Adam Senatori has been a pilot for three decades. He’s also a self-taught photographer who comes from a family rich in art knowledge — his father is an art director, his mother is an art historian. He’s smart, methodical and deliberate about his photographs; inspiration for his aerial photography is rooted in the 17th and 18th century Dutch painters, and their intense attention to light in landscapes. When he takes his Hasselblad medium-format digital camera up into planes, he does not arbitrarily shoot down on earth. He thinks, points and then shoots.
Senatori’s mindset is, in many ways, antithetical to the modern digital platforms — places where photographs are meant to be consumed rapidly and then replenished with a fresh batch of images, instantaneously. He has an enormous Instagram following, but he treats the platform like a gallery: 832,000 followers, only 377 posts. His photographs fit well on the small, digital screen, but they also hold weight on a larger, analog scale. He is the first photographer on a new online marketplace, Captured 52, which will sell his prints at nearly 50 inches wide. At that size, the print demands certain things of a viewer: it requires you to slow down and look, more methodically than you otherwise would, at the print. It’s a fitting platform for his work, his methodology, his mindset.
Q. So a lot of your pictures you take from inside of planes or helicopters, which means you’re constantly moving. How do you remain methodical with while shooting from inside a moving object?
A. Generally helicopters can hover, but it’s pretty taxing for the pilot to do that. He can get me pretty slow or hover for a few moments and then we have to move on. The bigger thing is cost. I mean, it’s so expensive to fly. So there aren’t too many retakes. If I see a shot, and I didn’t get it the first time, we’ll double back and go hit it again, but I pretty much get everything the first time. It’s just a matter of having everything dialed in on the ground, so all I need to do is just frame it and shoot it versus trying to, you know, really finesse the technical aspects of it. And, actually, in a way, shooting aerials for me is pretty easy versus shooting landscapes on the ground because I always — almost always — use the same setting in the air. So everything is dialed in.
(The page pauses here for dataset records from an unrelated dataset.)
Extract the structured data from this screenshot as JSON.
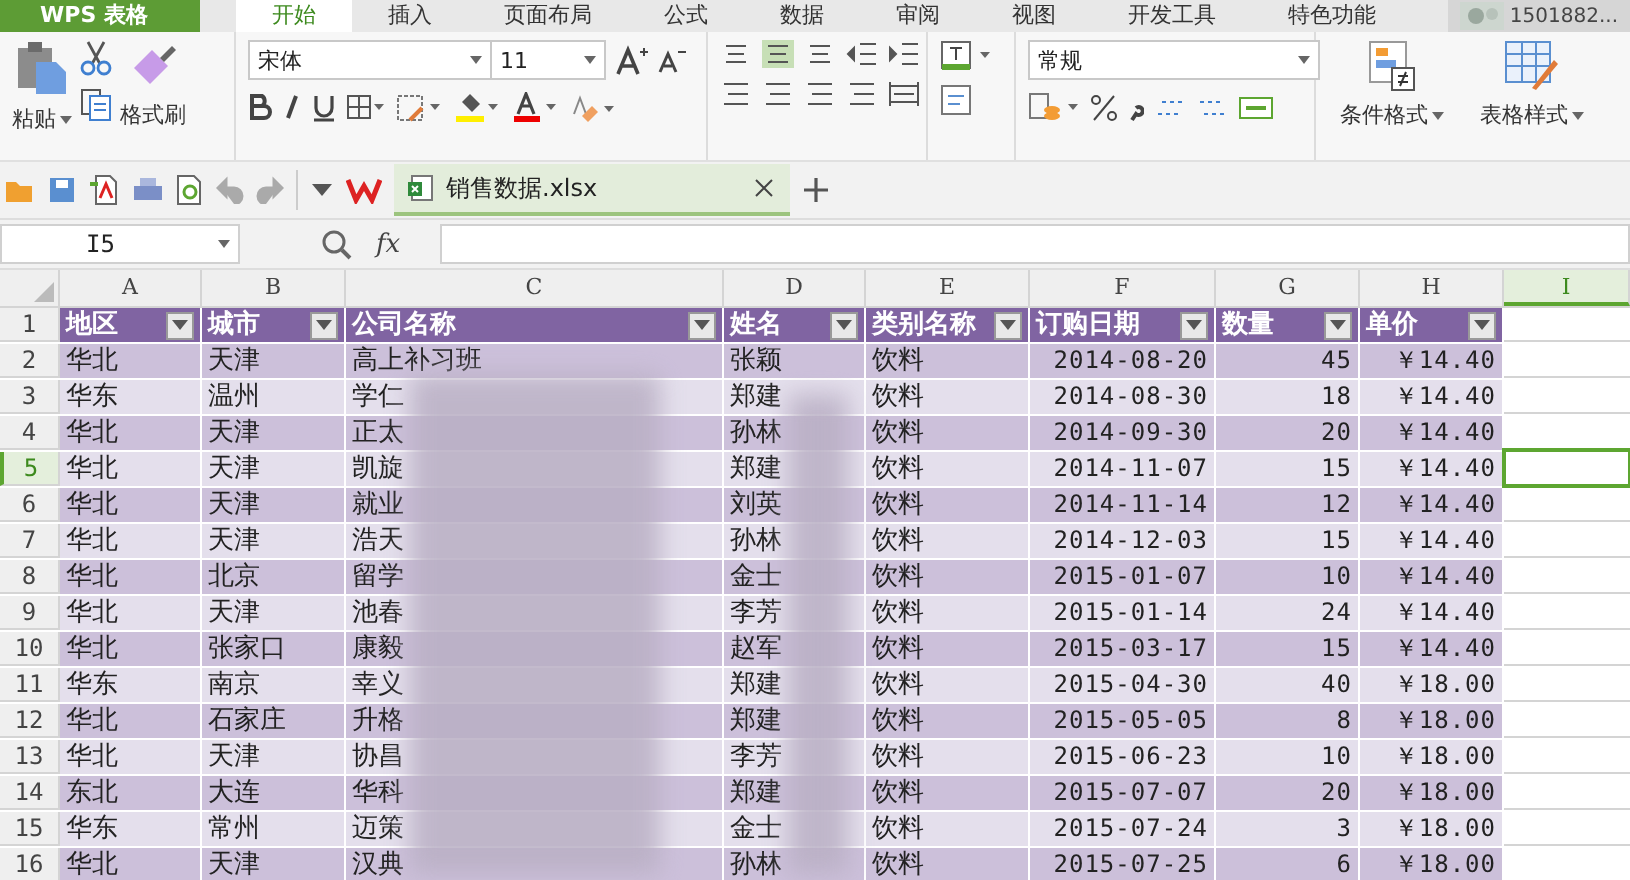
{
  "app": {
    "title": "WPS 表格"
  },
  "tabs": [
    {
      "label": "开始",
      "selected": true
    },
    {
      "label": "插入",
      "selected": false
    },
    {
      "label": "页面布局",
      "selected": false
    },
    {
      "label": "公式",
      "selected": false
    },
    {
      "label": "数据",
      "selected": false
    },
    {
      "label": "审阅",
      "selected": false
    },
    {
      "label": "视图",
      "selected": false
    },
    {
      "label": "开发工具",
      "selected": false
    },
    {
      "label": "特色功能",
      "selected": false
    }
  ],
  "account": {
    "name": "1501882..."
  },
  "ribbon": {
    "paste": "粘贴",
    "format_painter": "格式刷",
    "font_name": "宋体",
    "font_size": "11",
    "number_format": "常规",
    "conditional_format": "条件格式",
    "table_style": "表格样式"
  },
  "document_tabs": [
    {
      "label": "销售数据.xlsx",
      "selected": true
    }
  ],
  "formula_bar": {
    "cell_ref": "I5",
    "function_label": "fx"
  },
  "sheet": {
    "columns": [
      {
        "label": "A",
        "selected": false
      },
      {
        "label": "B",
        "selected": false
      },
      {
        "label": "C",
        "selected": false
      },
      {
        "label": "D",
        "selected": false
      },
      {
        "label": "E",
        "selected": false
      },
      {
        "label": "F",
        "selected": false
      },
      {
        "label": "G",
        "selected": false
      },
      {
        "label": "H",
        "selected": false
      },
      {
        "label": "I",
        "selected": true
      }
    ],
    "rows": [
      {
        "number": "1",
        "selected": false,
        "kind": "header",
        "cells": [
          "地区",
          "城市",
          "公司名称",
          "姓名",
          "类别名称",
          "订购日期",
          "数量",
          "单价"
        ]
      },
      {
        "number": "2",
        "selected": false,
        "kind": "data",
        "cells": [
          "华北",
          "天津",
          "高上补习班",
          "张颖",
          "饮料",
          "2014-08-20",
          "45",
          "￥14.40"
        ]
      },
      {
        "number": "3",
        "selected": false,
        "kind": "data",
        "cells": [
          "华东",
          "温州",
          "学仁",
          "郑建",
          "饮料",
          "2014-08-30",
          "18",
          "￥14.40"
        ]
      },
      {
        "number": "4",
        "selected": false,
        "kind": "data",
        "cells": [
          "华北",
          "天津",
          "正太",
          "孙林",
          "饮料",
          "2014-09-30",
          "20",
          "￥14.40"
        ]
      },
      {
        "number": "5",
        "selected": true,
        "kind": "data",
        "cells": [
          "华北",
          "天津",
          "凯旋",
          "郑建",
          "饮料",
          "2014-11-07",
          "15",
          "￥14.40"
        ]
      },
      {
        "number": "6",
        "selected": false,
        "kind": "data",
        "cells": [
          "华北",
          "天津",
          "就业",
          "刘英",
          "饮料",
          "2014-11-14",
          "12",
          "￥14.40"
        ]
      },
      {
        "number": "7",
        "selected": false,
        "kind": "data",
        "cells": [
          "华北",
          "天津",
          "浩天",
          "孙林",
          "饮料",
          "2014-12-03",
          "15",
          "￥14.40"
        ]
      },
      {
        "number": "8",
        "selected": false,
        "kind": "data",
        "cells": [
          "华北",
          "北京",
          "留学",
          "金士",
          "饮料",
          "2015-01-07",
          "10",
          "￥14.40"
        ]
      },
      {
        "number": "9",
        "selected": false,
        "kind": "data",
        "cells": [
          "华北",
          "天津",
          "池春",
          "李芳",
          "饮料",
          "2015-01-14",
          "24",
          "￥14.40"
        ]
      },
      {
        "number": "10",
        "selected": false,
        "kind": "data",
        "cells": [
          "华北",
          "张家口",
          "康毅",
          "赵军",
          "饮料",
          "2015-03-17",
          "15",
          "￥14.40"
        ]
      },
      {
        "number": "11",
        "selected": false,
        "kind": "data",
        "cells": [
          "华东",
          "南京",
          "幸义",
          "郑建",
          "饮料",
          "2015-04-30",
          "40",
          "￥18.00"
        ]
      },
      {
        "number": "12",
        "selected": false,
        "kind": "data",
        "cells": [
          "华北",
          "石家庄",
          "升格",
          "郑建",
          "饮料",
          "2015-05-05",
          "8",
          "￥18.00"
        ]
      },
      {
        "number": "13",
        "selected": false,
        "kind": "data",
        "cells": [
          "华北",
          "天津",
          "协昌",
          "李芳",
          "饮料",
          "2015-06-23",
          "10",
          "￥18.00"
        ]
      },
      {
        "number": "14",
        "selected": false,
        "kind": "data",
        "cells": [
          "东北",
          "大连",
          "华科",
          "郑建",
          "饮料",
          "2015-07-07",
          "20",
          "￥18.00"
        ]
      },
      {
        "number": "15",
        "selected": false,
        "kind": "data",
        "cells": [
          "华东",
          "常州",
          "迈策",
          "金士",
          "饮料",
          "2015-07-24",
          "3",
          "￥18.00"
        ]
      },
      {
        "number": "16",
        "selected": false,
        "kind": "data",
        "cells": [
          "华北",
          "天津",
          "汉典",
          "孙林",
          "饮料",
          "2015-07-25",
          "6",
          "￥18.00"
        ]
      }
    ]
  }
}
All I need to do is just get focused in and then pull the trigger.
Q. What appeals to you about aerial photography?
A. I think the fact that it’s just a completely different perspective, and what really appeals to me is when I am flying and I look down on cities and communities and I think of all the different lives that are going on below me, and I think it provides myself and the viewers a different perspective. On the surface, we all have our battles. There are the battles, triumphs, sorrows that are going on in every building that I shoot, every house that I shoot, but you are, in a way, just floating above it all. And then when I land, I am among the rest of us, and my phone starts ringing, and I have issues to deal with and everything else. So I think what appeals to me is the escape.
Q. When you look at an aerial photograph as a print it’s harder to imagine taking that photograph as opposed to photos taken on the ground. So an aerial photograph almost becomes more of a two-dimensional experience because it’s so difficult to actually imagine yourself in the three-dimensional moment of, “Oh, that’s where this photographer was standing when they clicked the shutter.”
A. Right.
Q. And so, you have to treat the photograph differently. You treat the composition of the image as its own identity more than you would a photograph that is from a perspective that is easier to connect with.
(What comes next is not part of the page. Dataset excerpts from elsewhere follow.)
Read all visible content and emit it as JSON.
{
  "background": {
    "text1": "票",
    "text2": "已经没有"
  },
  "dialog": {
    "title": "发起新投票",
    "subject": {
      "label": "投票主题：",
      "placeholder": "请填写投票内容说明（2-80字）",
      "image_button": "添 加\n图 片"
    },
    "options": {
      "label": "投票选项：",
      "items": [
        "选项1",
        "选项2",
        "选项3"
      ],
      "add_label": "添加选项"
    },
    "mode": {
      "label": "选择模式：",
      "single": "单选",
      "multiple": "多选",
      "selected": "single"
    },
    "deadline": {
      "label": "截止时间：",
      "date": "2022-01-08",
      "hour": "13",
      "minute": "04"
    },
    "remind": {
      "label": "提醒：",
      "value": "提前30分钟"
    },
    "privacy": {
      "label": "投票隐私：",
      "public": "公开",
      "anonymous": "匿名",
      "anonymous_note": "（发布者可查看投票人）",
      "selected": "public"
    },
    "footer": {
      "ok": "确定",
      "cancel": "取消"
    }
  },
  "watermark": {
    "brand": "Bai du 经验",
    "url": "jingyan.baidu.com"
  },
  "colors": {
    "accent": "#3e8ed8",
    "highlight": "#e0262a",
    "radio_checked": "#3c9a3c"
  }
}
A. Exactly. In fact, I think a lot of times people get sort of confused by my aerials. Especially if I shoot down from the 45 degree, which I shoot a lot, you do get those perspectives. It flattens it, and it does make the viewer kind of think, wait, what am I looking at? If I shot like a piece of a neighborhood a certain way, people would think it’s food or a microprocessor. They look at it, and it just doesn’t look like an aerial. They make me think, am I doing my job? Or am I not? Because people don’t know what they’re looking at.
For the most part, I try and utilize shadows the best I can. I always said that I am heavily influenced by the 17th and 18th century Dutch painters who use light — gorgeous light that depicts landscapes in scenes. So I carry that into my artwork. Some of my best aerials involve the early morning light or late afternoon light where it’s golden and there’s long shadows. Those two things help guide the viewer through the fact that, yes, this is an aerial. This was not taken on the ground, and this is not a microprocessor or food.